Genellikle bu fenomen, şizofreni, gelişimsel bozukluklar vb. gibi bilişsel bozukluklarla ilişkilidir. Bozukluk aşağıdakileri ima eder: bir kişi cümleleri seçme ve formüle etmede zorluk çeker, konuşma sırası bozulur, kelimelerin cümle içinde yanlış yerleştirilmesi, konuşma sorunları Cümlelerin başında ve sonunda konuşma çok hızlı ya da tam tersi çok yavaş olabilir. Ancak duygu bozuklukları, bilgiyi algılamada zorluk vb. sorunlar yaşayan kişilerde de tutarsızlıklar görülebilmektedir.

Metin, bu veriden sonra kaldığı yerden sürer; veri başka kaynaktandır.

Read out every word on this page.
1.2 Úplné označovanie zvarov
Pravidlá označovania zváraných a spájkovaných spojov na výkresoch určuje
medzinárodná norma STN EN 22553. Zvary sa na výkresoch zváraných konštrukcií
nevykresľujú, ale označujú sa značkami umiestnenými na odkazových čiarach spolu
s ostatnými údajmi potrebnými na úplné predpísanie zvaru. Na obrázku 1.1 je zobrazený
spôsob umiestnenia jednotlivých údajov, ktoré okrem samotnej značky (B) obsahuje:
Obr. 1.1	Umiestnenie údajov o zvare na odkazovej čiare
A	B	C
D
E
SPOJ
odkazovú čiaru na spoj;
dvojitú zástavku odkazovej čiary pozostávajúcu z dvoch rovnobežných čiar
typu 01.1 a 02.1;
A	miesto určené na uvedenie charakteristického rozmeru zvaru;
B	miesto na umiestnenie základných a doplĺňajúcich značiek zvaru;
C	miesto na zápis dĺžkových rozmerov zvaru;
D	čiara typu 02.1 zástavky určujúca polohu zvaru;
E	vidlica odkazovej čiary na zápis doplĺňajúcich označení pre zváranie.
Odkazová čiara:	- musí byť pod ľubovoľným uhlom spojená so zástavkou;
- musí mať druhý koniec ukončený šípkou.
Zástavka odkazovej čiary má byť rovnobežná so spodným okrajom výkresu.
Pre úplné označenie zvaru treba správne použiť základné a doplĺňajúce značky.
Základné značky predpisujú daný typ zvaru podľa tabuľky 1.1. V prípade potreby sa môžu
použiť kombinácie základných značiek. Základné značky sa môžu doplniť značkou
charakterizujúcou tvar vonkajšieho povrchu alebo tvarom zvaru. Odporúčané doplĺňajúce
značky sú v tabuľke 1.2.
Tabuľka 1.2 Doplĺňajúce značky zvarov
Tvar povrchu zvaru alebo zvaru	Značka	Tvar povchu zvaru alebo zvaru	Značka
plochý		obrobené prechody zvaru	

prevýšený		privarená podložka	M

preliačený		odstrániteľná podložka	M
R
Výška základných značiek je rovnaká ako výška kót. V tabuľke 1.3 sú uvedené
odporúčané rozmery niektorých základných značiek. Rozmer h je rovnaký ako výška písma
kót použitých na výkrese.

Çoğu durumda, konuşma enkogerisinin nedenleri kafatasının içinde gizlidir ve hepimizin bildiği dış etkenlerle çok az benzerlik taşır. Bu, özellikle sinir sisteminde sıklıkla bu tür bir dengesizlik geliştiren ve beynin sol ve sağ yarıküreleri arasındaki iletişimin bozulmasına yol açan yaşlı insanlar için geçerlidir. Genellikle sağlıklı insanlarda zekanın bir özelliği olan ve sadece beynin sağ yarım küresinin çalışmasının sonucu olan şeyin, "yaşlı insanların" vücudunda bir patolojiye dönüştüğü ortaya çıktı. Ve örneğin psikotravma, depresyon, uyuşturucu bağımlılığı nedeniyle gençlerde açıldığında, makul sorular ortaya çıkıyor: tüm yaptığı zaten tutarsızlığa yol açıyorsa, insanlar neden bir kafaya ihtiyaç duyuyor? Böyle durumlarda, bilim adamlarının bu süreci incelemesi halinde, farkında olmadan gençlerin konuşmalarını, hafızalarını geliştirmelerine, dikkatlerini güçlendirmelerine, duygu ve hafızalarını geliştirmelerine yardımcı olacak gibi görünmeye başlıyor. İşte Incoherania böyle bir şey; dile dair birçok fikrin ölümü...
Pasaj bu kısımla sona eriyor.